Toujours sur le titre, le passage de la « révolution » à l’ « ère » est également important à pointer. Avec le vocable de « révolution », le livre Burnham revient sur un thème marxiste. Encore une fois, par bien des aspects, il s’inscrit dans une continuité ou un post-marxisme. Et c’est bien d’une classe sociale dont nous parle le philosophe américain. La traduction, remarquable par d’autres aspects, d’Emmanuelle Claireau, pose l’avènement d’une « ère managériale » comme il y a eu une « ère glaciaire ». Elle revient vers les nécessités, les mutations naturelles, là où une partie du raisonnement ouvrait la voie au conflit et ses incertitudes. Tout cela occulte étrangement le politique.
Pourtant, Burnham a souligné par ailleurs les extraordinaires convergences entre la managérialisation et l’évolution politique des Etats-Unis avec le New Deal. Cette bascule vers le keynésianisme suppose des techniques de contrôle, de planification, de budgétisation et une technostructure de managers publics et privés**. De la même façon que le capitalisme traditionnel et le socialisme étaient indissociables pour lui d’un système politique. De façon proche, Peter Drucker fera lui aussi un lien entre l’évolution de l’Etat fédéral et les mutations des modes d’organisation productifs. A partir d’observations réalisées entre 1943 et 1944 chez General Motors, il évoquera ainsi dans son ouvrage Concept of the corporation (1946)*** le lien entre la structure décentralisée de l’Etat fédéral et l’approche multidivisionnelle, délégative et par objectifs au cœur de sa thèse sur le management.
Appréhender l’organologie comme une « organologie politique », dans le sens le plus ouvert possible, est plus que jamais nécessaire. Dans le sillon de ces travaux passés, cela permet de ne jamais dissocier la question organisationnelle des dimensions sociétales et politiques ; Et de ne pas négliger la grande pluralité des modes d’activités collective, de leur contingence et leur historicité.
*Ce sera davantage le cas avec The machiavellians publié en 1943 et traitant de la question des élites et sa « circulation ». Voir mes analyses sur ce sujet dans le chapitre 1 d’Apocalypse managériale (Belles Lettres).

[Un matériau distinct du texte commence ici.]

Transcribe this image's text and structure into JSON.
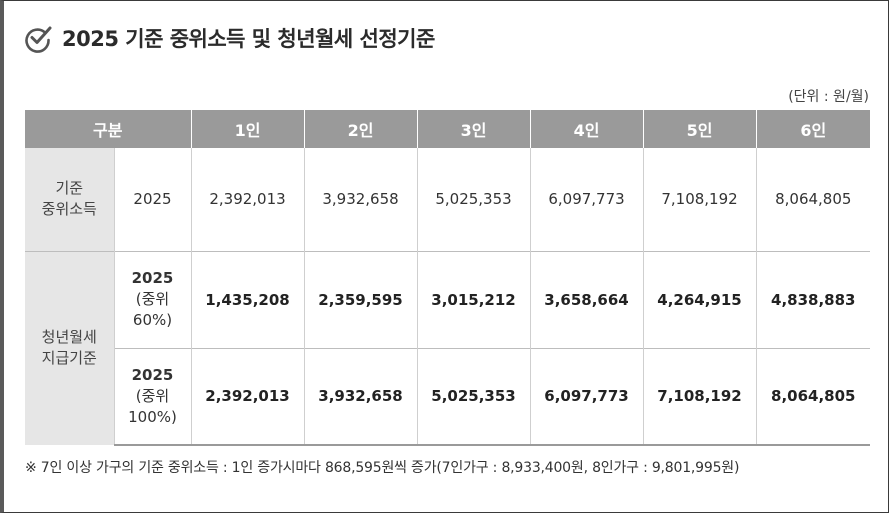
{
  "header": {
    "title": "2025 기준 중위소득 및 청년월세 선정기준",
    "icon": "check-circle-icon"
  },
  "unit_note": "(단위 : 원/월)",
  "table": {
    "header": {
      "category": "구분",
      "columns": [
        "1인",
        "2인",
        "3인",
        "4인",
        "5인",
        "6인"
      ]
    },
    "rows": [
      {
        "category_line1": "기준",
        "category_line2": "중위소득",
        "sub_line1": "2025",
        "values": [
          "2,392,013",
          "3,932,658",
          "5,025,353",
          "6,097,773",
          "7,108,192",
          "8,064,805"
        ]
      },
      {
        "category_line1": "청년월세",
        "category_line2": "지급기준",
        "sub_line1": "2025",
        "sub_line2": "(중위",
        "sub_line3": "60%)",
        "values": [
          "1,435,208",
          "2,359,595",
          "3,015,212",
          "3,658,664",
          "4,264,915",
          "4,838,883"
        ]
      },
      {
        "sub_line1": "2025",
        "sub_line2": "(중위",
        "sub_line3": "100%)",
        "values": [
          "2,392,013",
          "3,932,658",
          "5,025,353",
          "6,097,773",
          "7,108,192",
          "8,064,805"
        ]
      }
    ]
  },
  "footnote": "※ 7인 이상 가구의 기준 중위소득 : 1인 증가시마다 868,595원씩 증가(7인가구 : 8,933,400원, 8인가구 : 9,801,995원)",
  "colors": {
    "header_bg": "#9a9a9a",
    "category_bg": "#e6e6e6",
    "title_text": "#2b2b2b"
  }
}
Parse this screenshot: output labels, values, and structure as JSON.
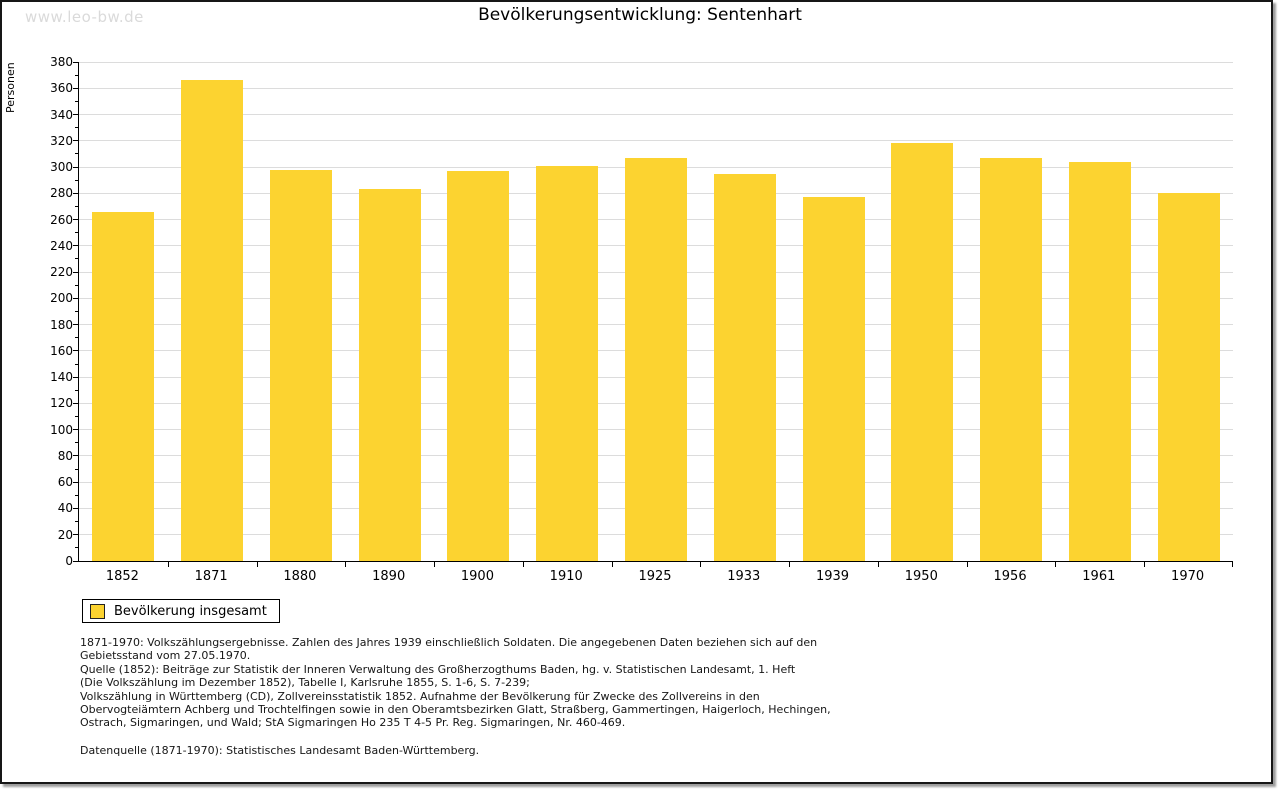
{
  "watermark": "www.leo-bw.de",
  "chart_data": {
    "type": "bar",
    "title": "Bevölkerungsentwicklung: Sentenhart",
    "xlabel": "",
    "ylabel": "Personen",
    "categories": [
      "1852",
      "1871",
      "1880",
      "1890",
      "1900",
      "1910",
      "1925",
      "1933",
      "1939",
      "1950",
      "1956",
      "1961",
      "1970"
    ],
    "series": [
      {
        "name": "Bevölkerung insgesamt",
        "values": [
          266,
          366,
          298,
          283,
          297,
          301,
          307,
          295,
          277,
          318,
          307,
          304,
          280
        ]
      }
    ],
    "ylim": [
      0,
      380
    ],
    "yticks": [
      0,
      20,
      40,
      60,
      80,
      100,
      120,
      140,
      160,
      180,
      200,
      220,
      240,
      260,
      280,
      300,
      320,
      340,
      360,
      380
    ],
    "ytick_minor_step": 10,
    "grid": true,
    "legend_position": "bottom-left",
    "bar_color": "#fcd330",
    "grid_color": "#dcdcdc",
    "axis_color": "#000000"
  },
  "legend": {
    "label": "Bevölkerung insgesamt"
  },
  "footnotes": {
    "lines": [
      "1871-1970: Volkszählungsergebnisse. Zahlen des Jahres 1939 einschließlich Soldaten. Die angegebenen Daten beziehen sich auf den",
      "Gebietsstand vom 27.05.1970.",
      "Quelle (1852): Beiträge zur Statistik der Inneren Verwaltung des Großherzogthums Baden, hg. v. Statistischen Landesamt, 1. Heft",
      "(Die Volkszählung im Dezember 1852), Tabelle I, Karlsruhe 1855, S. 1-6, S. 7-239;",
      "Volkszählung in Württemberg (CD), Zollvereinsstatistik 1852. Aufnahme der Bevölkerung für Zwecke des Zollvereins in den",
      "Obervogteiämtern Achberg und Trochtelfingen sowie in den Oberamtsbezirken Glatt, Straßberg, Gammertingen, Haigerloch, Hechingen,",
      "Ostrach, Sigmaringen, und Wald; StA Sigmaringen Ho 235 T 4-5 Pr. Reg. Sigmaringen, Nr. 460-469."
    ],
    "datasource": "Datenquelle (1871-1970): Statistisches Landesamt Baden-Württemberg."
  }
}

** Il explique notamment pp 201-202 de l’édition d’origine de The managerial revolution : « In its own more confused, less advanced way, New Dealism too has spread abroad the stress on the state as against the individual, planning as against private enterprise, jobs (even if relief jobs) against opportunities, security against initiative, "human rights" against "property rights." There can be no doubt that the psychological effect of New Dealism has been what the capitalists say it has been: to undermine public confidence in capitalist ideas and rights and institutions. Its most distinctive features help to prepare the minds of the masses for the acceptance of the managerial social structure. »
*** Publié chez le même éditeur que Managerial revolution, John Day.